M Gwisai HRRDL No. 4, Roman Constitutional History 2018 Page 16


degenerate and demoralised in the face of growing difficulties and factional fights over succession, as there was no
clear succession line to the emperors. All this broke / weakened the military, economic and social fabric of the Roman
state, making it vulnerable to attacks from the barbarians and Persians, ultimately leading to its collapse. Slavery had
reached its peak, and society could only move forward on the basis of a reorganisation of the relations of production in
a manner that would facilitate and not destroy the chief productive force of society – the slave. That system was
feudalism.

Conclusion
Thus at a certain stage the deep and severe contradictions under advanced and late slavery led to its own demise in
Rome as it had elsewhere. The exploitation and oppression of the slave was severe. The slave system was based on
severe exploitation if not actual destruction of the slave – who was in fact the main productive force of society. The
slave owner had complete power over the slave, including the right to kill them; like cattle, slaves were driven to work
by the whip – hence the reason why Romans called slaves “speaking tools”; the slave owner assimilated the entire
product of slave labour, while the received the most meagre quantity of means of subsistence as to prevent him/her
from dying from hunger so that s/he could continue working; the offspring of the slave belonged to the slave – owner,
who could sell them. All this led to massive slave revolts and uprisings that threatened the entire fabric of slave-owning
society.

Similarly the slave mode of production bred tensions and struggles within the classes of free persons. The demand for
more slaves led to continuous wars, but the burden of war through taxes and soldiers was disproportionately met by the
peasants and craftsmen and other poorer classes, whilst the loot of war was primarily assumed by the richer families.
On the other hand competition from large-scale production based on cheap slave labour led to the regular and constant
ruin of the peasants and craftsmen, threatening to turn them into slave bondage, just as it undermined the entire
economic base of slave society through frequent production recessions. Thus there were constant struggles between the
classes of the poor and those of the richer classes, just as they were also struggles amongst the rich for greater control
of the wealth of society
This regular and constant ruination of the peasants and craftsmen due to competition from large scale production due to
cheap slave labour led to regular economic recessions and political strife from the lower orders, who saw no vested
interest in defending the status qua. Eventually the slaves were joined in their uprisings by free peasants and craftsmen
as in the Spartacus Slave Uprising of 74 – 71B.C. The constant flow of slaves dried up as the slave state reached its
peak in terms of geographical space and as victories were increasingly followed by defeats from competing states.

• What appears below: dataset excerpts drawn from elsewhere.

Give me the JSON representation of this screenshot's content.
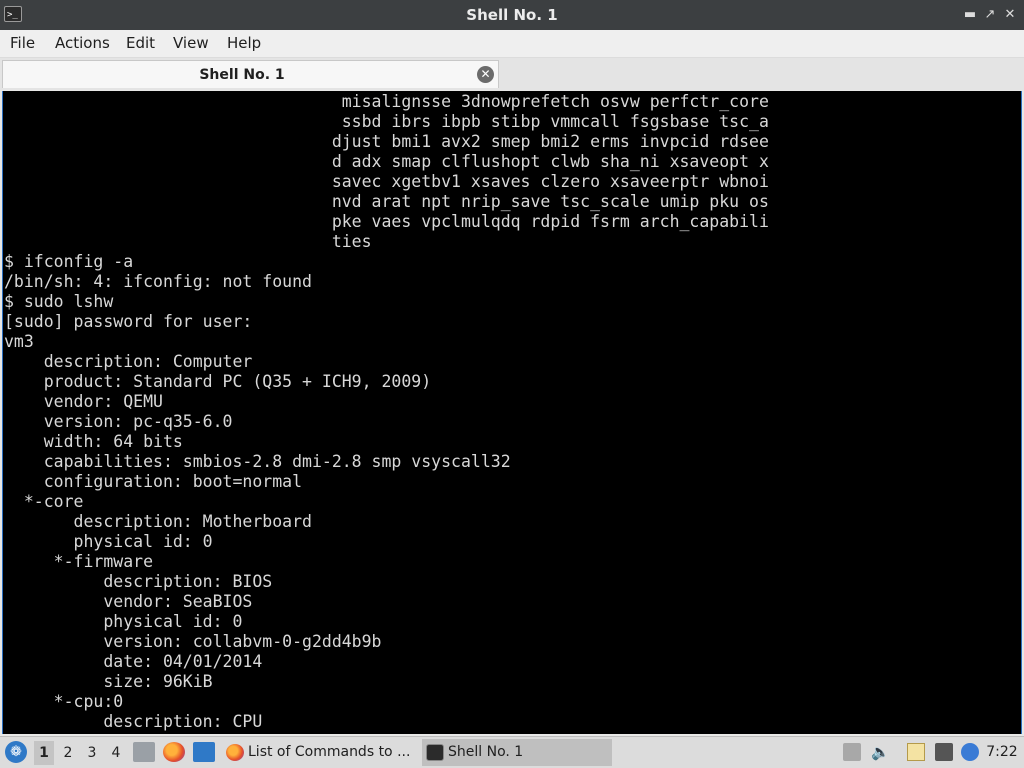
{
  "window": {
    "title": "Shell No. 1",
    "icon_glyph": ">_",
    "controls": [
      "minimize-icon",
      "maximize-icon",
      "close-icon"
    ]
  },
  "menu": {
    "items": [
      "File",
      "Actions",
      "Edit",
      "View",
      "Help"
    ]
  },
  "tabs": [
    {
      "label": "Shell No. 1",
      "close_icon": "close-circle-icon"
    }
  ],
  "terminal": {
    "colors": {
      "background": "#000000",
      "text": "#d8d8d8"
    },
    "lines": [
      "                                  misalignsse 3dnowprefetch osvw perfctr_core",
      "                                  ssbd ibrs ibpb stibp vmmcall fsgsbase tsc_a",
      "                                 djust bmi1 avx2 smep bmi2 erms invpcid rdsee",
      "                                 d adx smap clflushopt clwb sha_ni xsaveopt x",
      "                                 savec xgetbv1 xsaves clzero xsaveerptr wbnoi",
      "                                 nvd arat npt nrip_save tsc_scale umip pku os",
      "                                 pke vaes vpclmulqdq rdpid fsrm arch_capabili",
      "                                 ties",
      "$ ifconfig -a",
      "/bin/sh: 4: ifconfig: not found",
      "$ sudo lshw",
      "[sudo] password for user:",
      "vm3",
      "    description: Computer",
      "    product: Standard PC (Q35 + ICH9, 2009)",
      "    vendor: QEMU",
      "    version: pc-q35-6.0",
      "    width: 64 bits",
      "    capabilities: smbios-2.8 dmi-2.8 smp vsyscall32",
      "    configuration: boot=normal",
      "  *-core",
      "       description: Motherboard",
      "       physical id: 0",
      "     *-firmware",
      "          description: BIOS",
      "          vendor: SeaBIOS",
      "          physical id: 0",
      "          version: collabvm-0-g2dd4b9b",
      "          date: 04/01/2014",
      "          size: 96KiB",
      "     *-cpu:0",
      "          description: CPU"
    ]
  },
  "taskbar": {
    "start_icon": "start-menu-icon",
    "workspaces": [
      "1",
      "2",
      "3",
      "4"
    ],
    "active_workspace": "1",
    "launchers": [
      "file-manager-icon",
      "firefox-icon",
      "show-desktop-icon"
    ],
    "tasks": [
      {
        "label": "List of Commands to ...",
        "icon": "firefox-icon",
        "active": false
      },
      {
        "label": "Shell No. 1",
        "icon": "terminal-icon",
        "active": true
      }
    ],
    "tray": [
      "notification-icon",
      "volume-icon",
      "clipboard-icon",
      "network-icon",
      "update-notifier-icon"
    ],
    "clock": "7:22"
  }
}
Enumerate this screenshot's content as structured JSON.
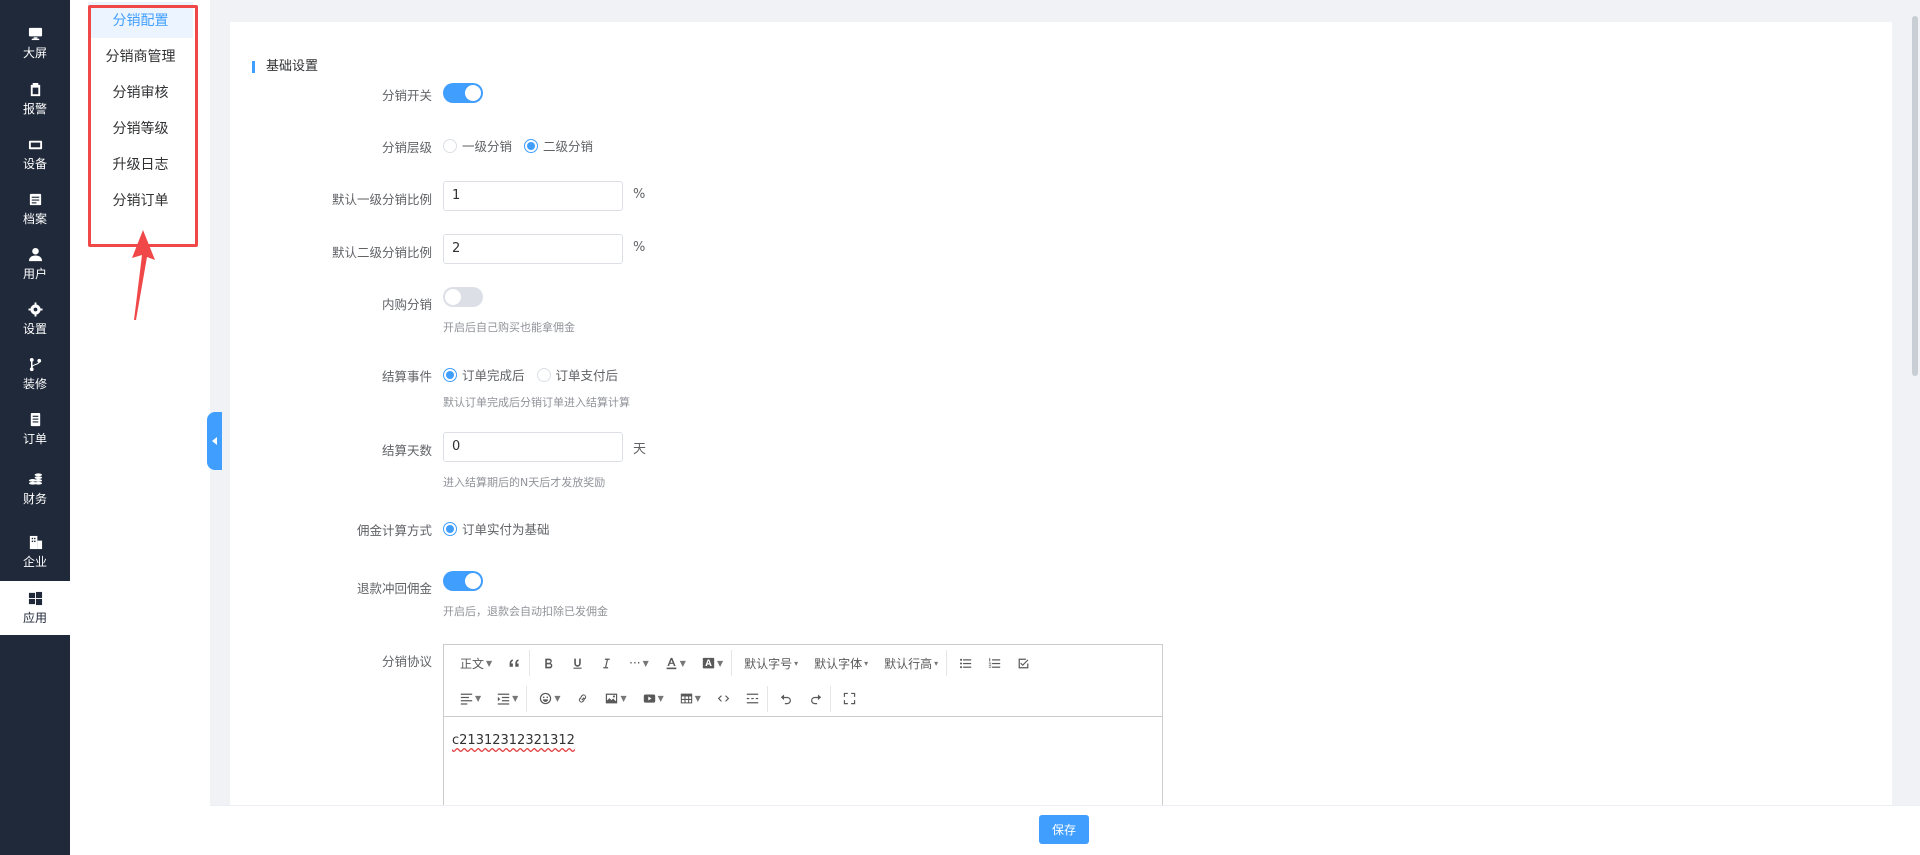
{
  "nav": [
    {
      "label": "大屏",
      "icon": "monitor-icon"
    },
    {
      "label": "报警",
      "icon": "clipboard-icon"
    },
    {
      "label": "设备",
      "icon": "device-icon"
    },
    {
      "label": "档案",
      "icon": "file-icon"
    },
    {
      "label": "用户",
      "icon": "user-icon"
    },
    {
      "label": "设置",
      "icon": "gear-icon"
    },
    {
      "label": "装修",
      "icon": "branch-icon"
    },
    {
      "label": "订单",
      "icon": "order-icon"
    },
    {
      "label": "财务",
      "icon": "coins-icon"
    },
    {
      "label": "企业",
      "icon": "building-icon"
    },
    {
      "label": "应用",
      "icon": "windows-icon",
      "active": true
    }
  ],
  "submenu": [
    {
      "label": "分销配置",
      "active": true
    },
    {
      "label": "分销商管理"
    },
    {
      "label": "分销审核"
    },
    {
      "label": "分销等级"
    },
    {
      "label": "升级日志"
    },
    {
      "label": "分销订单"
    }
  ],
  "section_title": "基础设置",
  "form": {
    "switch_label": "分销开关",
    "switch_on": true,
    "level_label": "分销层级",
    "level_options": [
      "一级分销",
      "二级分销"
    ],
    "level_selected": "二级分销",
    "ratio1_label": "默认一级分销比例",
    "ratio1_value": "1",
    "ratio1_unit": "%",
    "ratio2_label": "默认二级分销比例",
    "ratio2_value": "2",
    "ratio2_unit": "%",
    "inner_label": "内购分销",
    "inner_on": false,
    "inner_hint": "开启后自己购买也能拿佣金",
    "settle_label": "结算事件",
    "settle_options": [
      "订单完成后",
      "订单支付后"
    ],
    "settle_selected": "订单完成后",
    "settle_hint": "默认订单完成后分销订单进入结算计算",
    "days_label": "结算天数",
    "days_value": "0",
    "days_unit": "天",
    "days_hint": "进入结算期后的N天后才发放奖励",
    "commission_label": "佣金计算方式",
    "commission_option": "订单实付为基础",
    "refund_label": "退款冲回佣金",
    "refund_on": true,
    "refund_hint": "开启后，退款会自动扣除已发佣金",
    "agreement_label": "分销协议"
  },
  "editor": {
    "row1": [
      "正文",
      "❝",
      "B",
      "U",
      "I",
      "···",
      "A",
      "A",
      "默认字号",
      "默认字体",
      "默认行高",
      "list-ul",
      "list-ol",
      "todo"
    ],
    "heading": "正文",
    "font_size": "默认字号",
    "font_family": "默认字体",
    "line_height": "默认行高",
    "content": "c21312312321312"
  },
  "save_label": "保存"
}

All the above factors undermined the economic, political and military might of the slave-owning state, leading to its
eventual collapse from a combination of internal factors and external factors.
Thus although the slave-owning mode of production, as most manifest in Rome, heralded massive and unprecedented
gains / achievements in the fields of natural and social sciences including statecraft, law and religion in human history,
it had become an irreconcibale break on the forward movement of society. To quote Engels –

“Universal impoverishment; decline of commerce, handicrafts, the arts, and of the population; decay of
the towns; retrogression of agriculture to a lower stage – this was the final result of Roman world
supremacy.” 9

9
F. Engels, The Origins of the Family, Private Property and the State(1972) 146.